NYFF #2: Wendy and Lucy

One of the highlights of this year's main program is Kelly Reichardt's Wendy and Lucy, the follow-up to her justly acclaimed 2006 indie Old Joy. Michelle Williams plays Wendy, a twentysomething drifter passing through rural Oregon on her way to seek work in Alaska. Her sole companion is her dog Lucy, but the two become separated after Wendy is pointlessly arrested following a pathetic attempt to shoplift a few pieces of food. Most of the film's remainder is devoted to Wendy's efforts to find her dog.

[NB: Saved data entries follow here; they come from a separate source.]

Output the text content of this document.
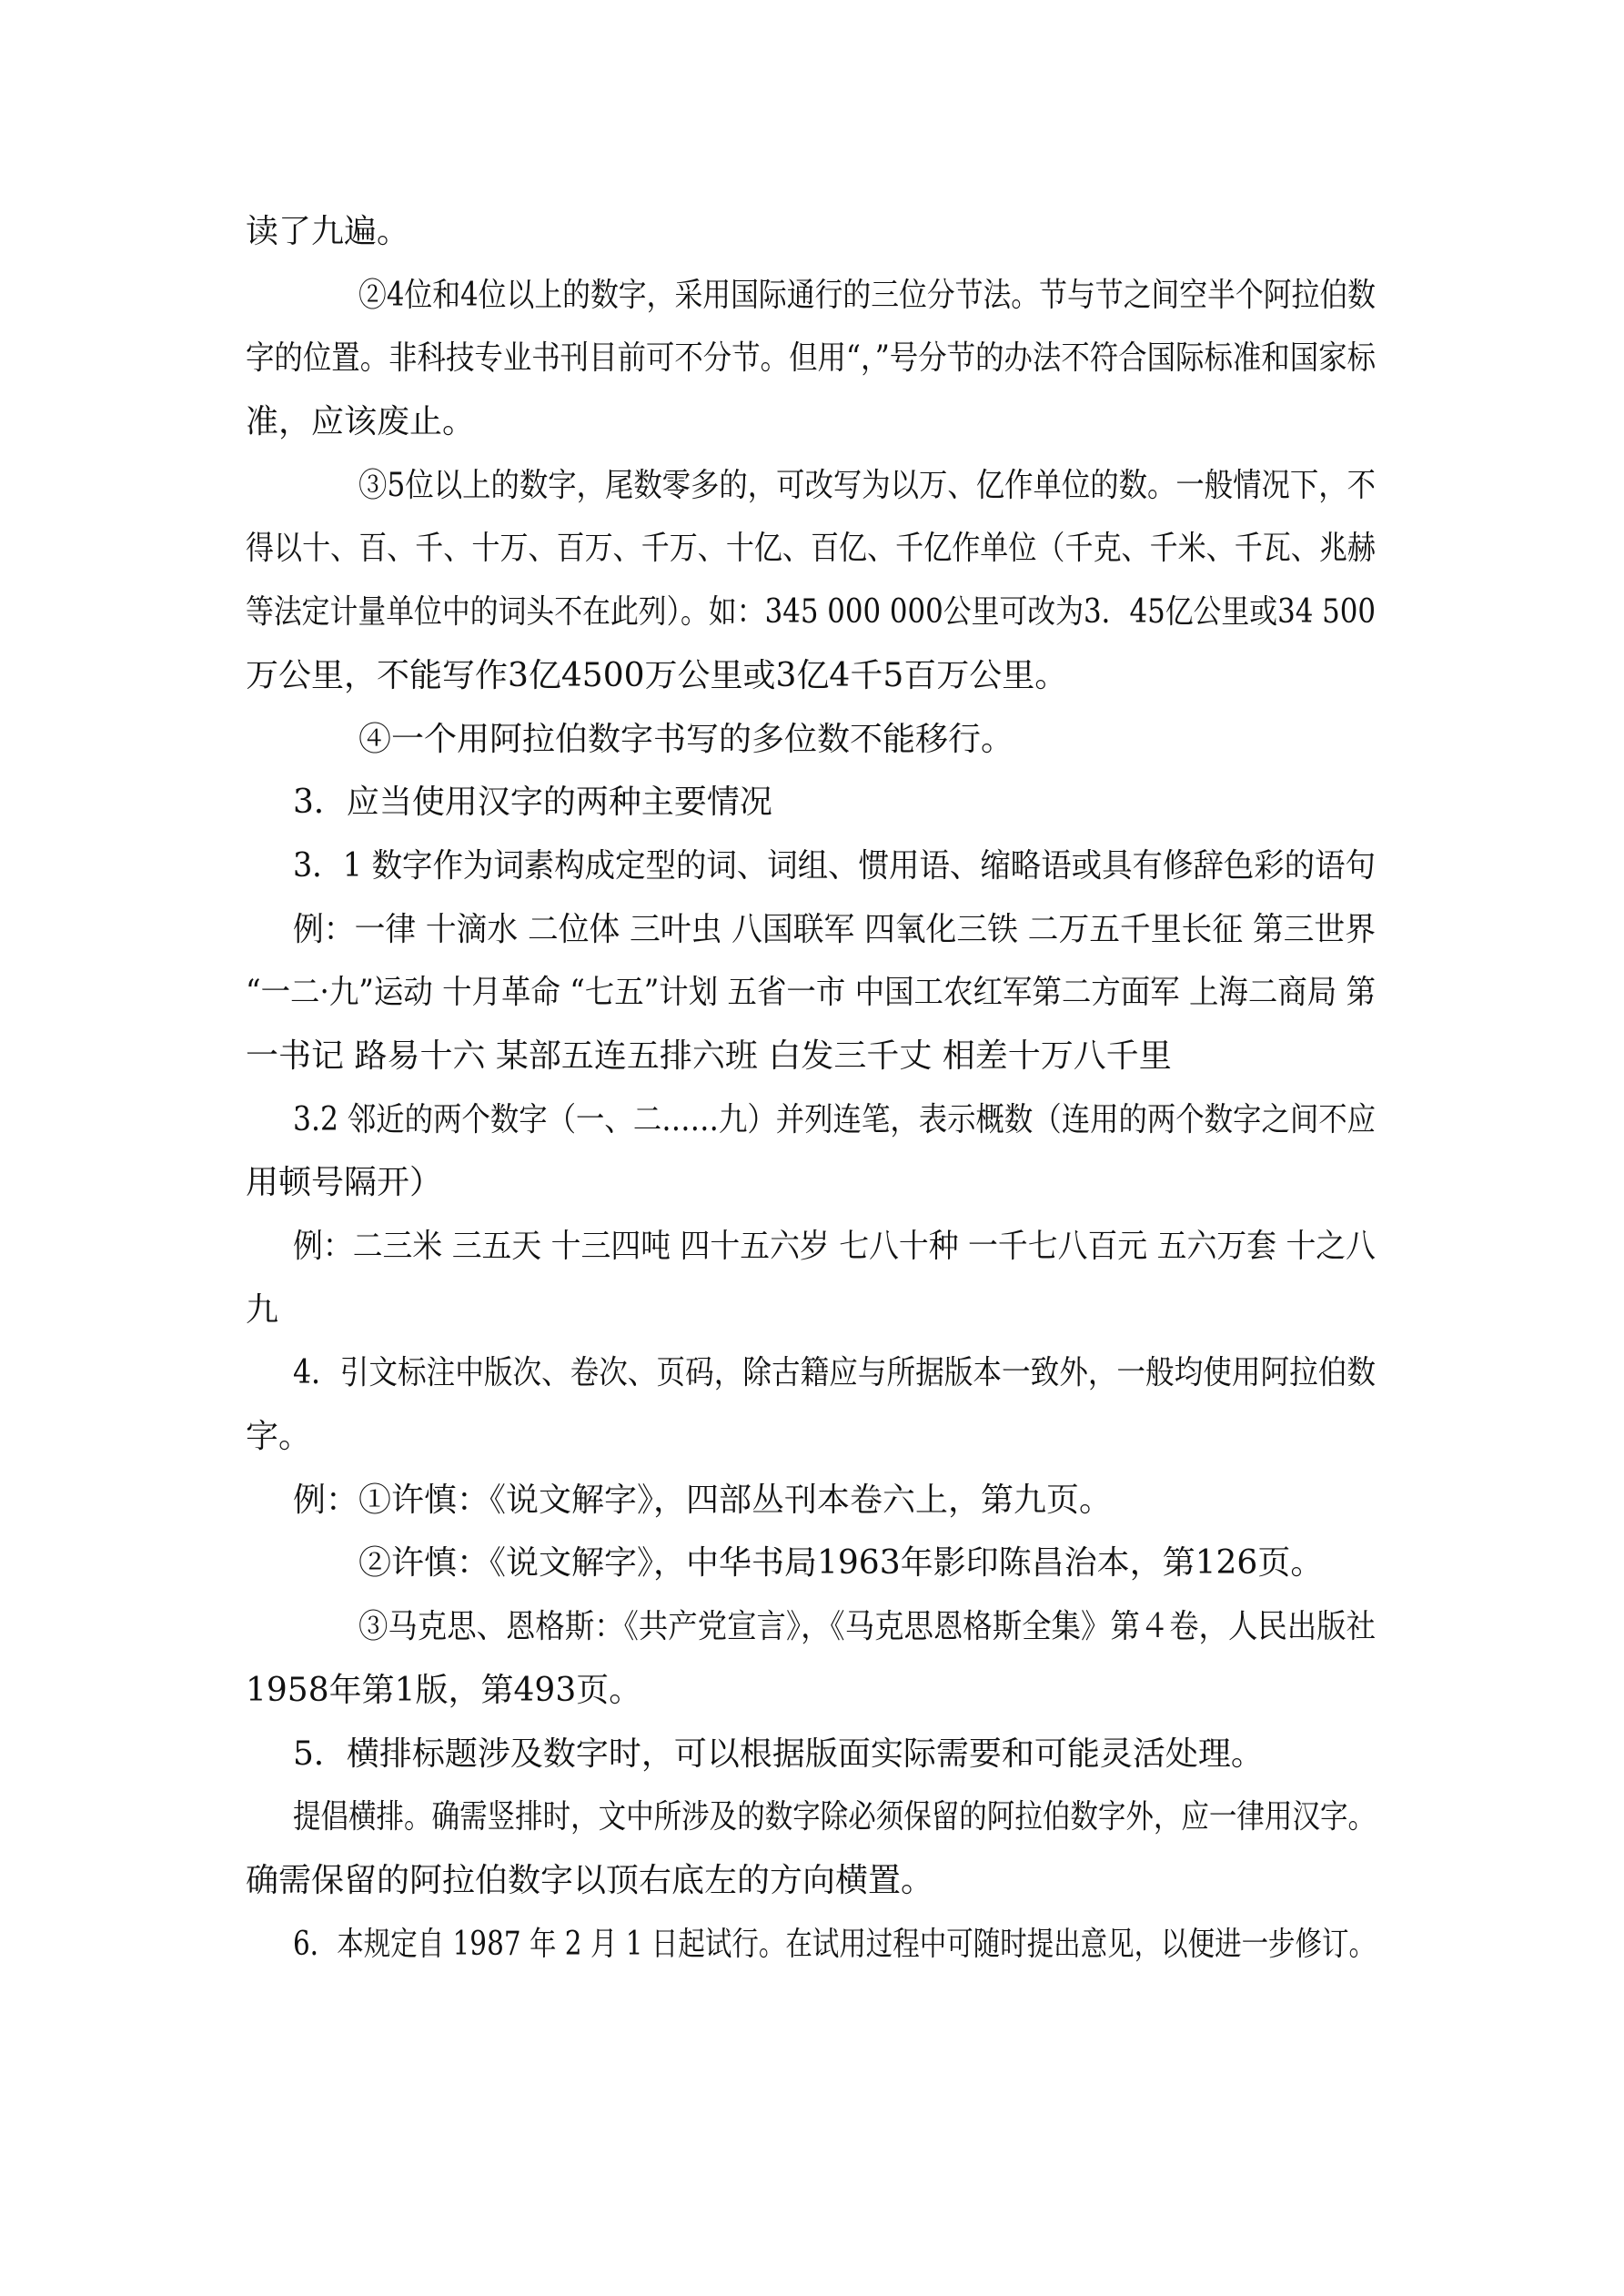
读了九遍。
②4位和4位以上的数字，采用国际通行的三位分节法。节与节之间空半个阿拉伯数
字的位置。非科技专业书刊目前可不分节。但用“，”号分节的办法不符合国际标准和国家标
准，应该废止。
③5位以上的数字，尾数零多的，可改写为以万、亿作单位的数。一般情况下，不
得以十、百、千、十万、百万、千万、十亿、百亿、千亿作单位（千克、千米、千瓦、兆赫
等法定计量单位中的词头不在此列）。如：345 000 000公里可改为3．45亿公里或34 500
万公里，不能写作3亿4500万公里或3亿4千5百万公里。
④一个用阿拉伯数字书写的多位数不能移行。
3．应当使用汉字的两种主要情况
3．1 数字作为词素构成定型的词、词组、惯用语、缩略语或具有修辞色彩的语句
例：一律 十滴水 二位体 三叶虫 八国联军 四氧化三铁 二万五千里长征 第三世界
“一二·九”运动 十月革命 “七五”计划 五省一市 中国工农红军第二方面军 上海二商局 第
一书记 路易十六 某部五连五排六班 白发三千丈 相差十万八千里
3.2 邻近的两个数字（一、二……九）并列连笔，表示概数（连用的两个数字之间不应
用顿号隔开）
例：二三米 三五天 十三四吨 四十五六岁 七八十种 一千七八百元 五六万套 十之八
九
4．引文标注中版次、卷次、页码，除古籍应与所据版本一致外，一般均使用阿拉伯数
字。
例：①许慎：《说文解字》，四部丛刊本卷六上，第九页。
②许慎：《说文解字》，中华书局1963年影印陈昌治本，第126页。
③马克思、恩格斯：《共产党宣言》，《马克思恩格斯全集》第４卷，人民出版社
1958年第1版，第493页。
5．横排标题涉及数字时，可以根据版面实际需要和可能灵活处理。
提倡横排。确需竖排时，文中所涉及的数字除必须保留的阿拉伯数字外，应一律用汉字。
确需保留的阿拉伯数字以顶右底左的方向横置。
6．本规定自 1987 年 2 月 1 日起试行。在试用过程中可随时提出意见，以便进一步修订。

If this scenario sounds unbearably sentimental, it doesn't play that way onscreen, thanks both to Reichardt's laid-back, assured direction and Williams's singular performance; beaten down by the world and constantly on the defensive, her Wendy is simultaneously aloof and sympathetic. Reichardt once again demonstrates a good eye for the landscapes of small-town America, but the setting is hardly romanticized. In some ways, Wendy and Lucy is less overtly political than Old Joy—there's no equivalent here to the earlier film's brilliant use of liberal talk radio as purveyor of both consolation and deeper alienation—but the many references to homelessness and unemployment are impossible to miss.